Marche forcée vers la séduction


Résolution de l’année 2012 : Sois beau ou tais-toi !
     Pour stimuler les désirs et créer des besoins, la séduction dont fait preuve la publicité s’impose comme un carburant nécessaire pour la société de consommation. Plus les foules sont séduites, plus elles consomment docilement. Les métrosexuels ont compris la leçon : « Messieurs, si vous voulez séduire, réussir et être accepté socialement, achetez des cosmétiques, de beaux fringues et dépensez pour prendre soin de vous. » 
      C’est ce que Ken a fait pour reconquérir Barbie. Devenir plus séduisant, être « tendance » et raffiner son mode vie dans les méaglo-métropoles. Croyez-le, c’est un travail à plein temps. Peu à peu, cette dictature du paraître s’est implantée et a fini par atteindre toutes les couches de la société
   Combien de gens vivent une relation « sensuelle » avec leur I-phone ? Combien les politiques dépensent-ils en com’ pour se faire élire, réélire ou juste augmenter leur popularité  ? Demain, même les codes barres dans les supermarchés n’auront plus l’aspect austère qui les caractérisent aujourd’hui mais seront relookés pour s’intégrer à l’image marketing de la marque. Des codes sexy ? L’agence Vanity Barcodes en a fait son business.
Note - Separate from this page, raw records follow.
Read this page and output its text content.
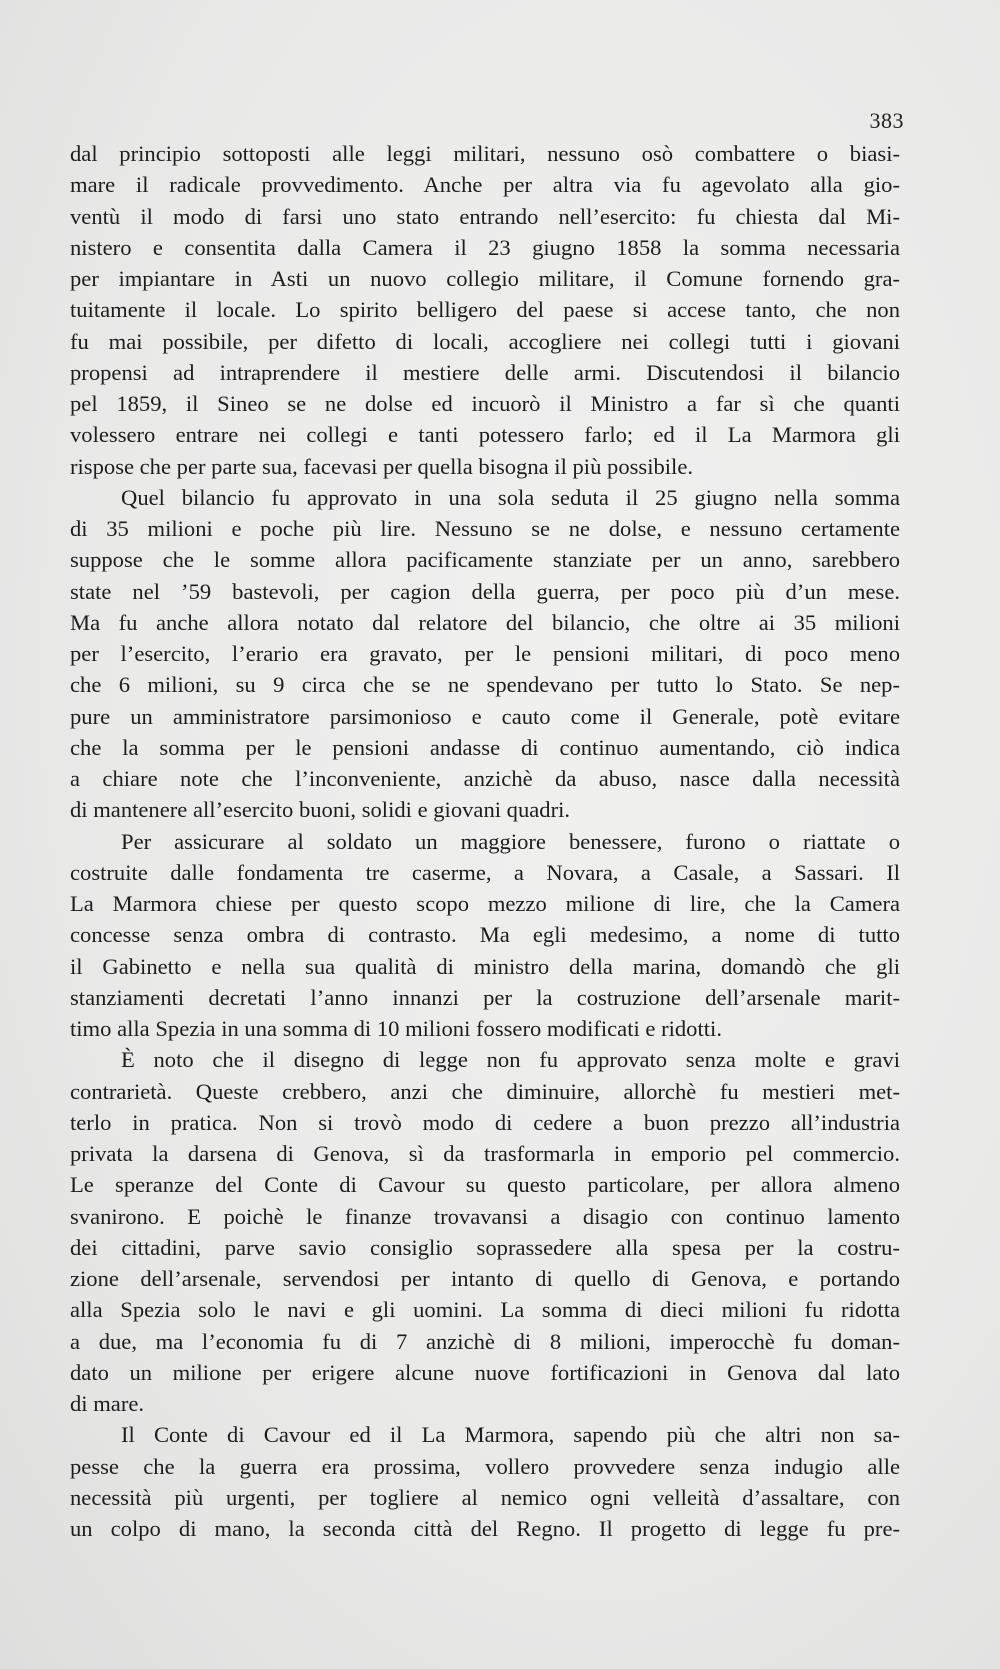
383
dal principio sottoposti alle leggi militari, nessuno osò combattere o biasi-
mare il radicale provvedimento. Anche per altra via fu agevolato alla gio-
ventù il modo di farsi uno stato entrando nell’esercito: fu chiesta dal Mi-
nistero e consentita dalla Camera il 23 giugno 1858 la somma necessaria
per impiantare in Asti un nuovo collegio militare, il Comune fornendo gra-
tuitamente il locale. Lo spirito belligero del paese si accese tanto, che non
fu mai possibile, per difetto di locali, accogliere nei collegi tutti i giovani
propensi ad intraprendere il mestiere delle armi. Discutendosi il bilancio
pel 1859, il Sineo se ne dolse ed incuorò il Ministro a far sì che quanti
volessero entrare nei collegi e tanti potessero farlo; ed il La Marmora gli
rispose che per parte sua, facevasi per quella bisogna il più possibile.
Quel bilancio fu approvato in una sola seduta il 25 giugno nella somma
di 35 milioni e poche più lire. Nessuno se ne dolse, e nessuno certamente
suppose che le somme allora pacificamente stanziate per un anno, sarebbero
state nel ’59 bastevoli, per cagion della guerra, per poco più d’un mese.
Ma fu anche allora notato dal relatore del bilancio, che oltre ai 35 milioni
per l’esercito, l’erario era gravato, per le pensioni militari, di poco meno
che 6 milioni, su 9 circa che se ne spendevano per tutto lo Stato. Se nep-
pure un amministratore parsimonioso e cauto come il Generale, potè evitare
che la somma per le pensioni andasse di continuo aumentando, ciò indica
a chiare note che l’inconveniente, anzichè da abuso, nasce dalla necessità
di mantenere all’esercito buoni, solidi e giovani quadri.
Per assicurare al soldato un maggiore benessere, furono o riattate o
costruite dalle fondamenta tre caserme, a Novara, a Casale, a Sassari. Il
La Marmora chiese per questo scopo mezzo milione di lire, che la Camera
concesse senza ombra di contrasto. Ma egli medesimo, a nome di tutto
il Gabinetto e nella sua qualità di ministro della marina, domandò che gli
stanziamenti decretati l’anno innanzi per la costruzione dell’arsenale marit-
timo alla Spezia in una somma di 10 milioni fossero modificati e ridotti.
È noto che il disegno di legge non fu approvato senza molte e gravi
contrarietà. Queste crebbero, anzi che diminuire, allorchè fu mestieri met-
terlo in pratica. Non si trovò modo di cedere a buon prezzo all’industria
privata la darsena di Genova, sì da trasformarla in emporio pel commercio.
Le speranze del Conte di Cavour su questo particolare, per allora almeno
svanirono. E poichè le finanze trovavansi a disagio con continuo lamento
dei cittadini, parve savio consiglio soprassedere alla spesa per la costru-
zione dell’arsenale, servendosi per intanto di quello di Genova, e portando
alla Spezia solo le navi e gli uomini. La somma di dieci milioni fu ridotta
a due, ma l’economia fu di 7 anzichè di 8 milioni, imperocchè fu doman-
dato un milione per erigere alcune nuove fortificazioni in Genova dal lato
di mare.
Il Conte di Cavour ed il La Marmora, sapendo più che altri non sa-
pesse che la guerra era prossima, vollero provvedere senza indugio alle
necessità più urgenti, per togliere al nemico ogni velleità d’assaltare, con
un colpo di mano, la seconda città del Regno. Il progetto di legge fu pre-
Les femmes-objets, première cible
       Les premiers perdants de cette course à toujours plus de séduction sont les femmes. Elles sont victimes de l’hypersexualisation dans la publicité. Leur image dans toute la société se retrouve conditionnée par le rôle – limitée et plus ou moins dénudée – qu’on leur assigne dans les spots publicitaires ou les médias plus largement. Un documentaire de 2011, Miss Representation, entend attirer l’attention sur le lien entre l’image des femmes dans les médias et leur sous-représentation dans les postes clés.
Aux Etats-Unis par exemple, les femmes ne représentent que 3% des postes d’influence dans la publicité, l’édition, le divertissement et les télécommunications.
Campagne Calvin Klein, Mai 2009, Manhattan

       Une récente initiative de Steven Greenstreet montre à quel point le sujet est sensible. Ce jeune homme a ouvert un blog sur les plus jolies spécimens féminins d’Occupy Wall Street : hotchicksofoccupywallstreet.tumblr.com

    Bien que le second degré semble assez évident, le blog et son contenu a fait polémique. On l’a immédiatement accusé de sexisme et de vouloir rabaisser les femmes au rang d’objets.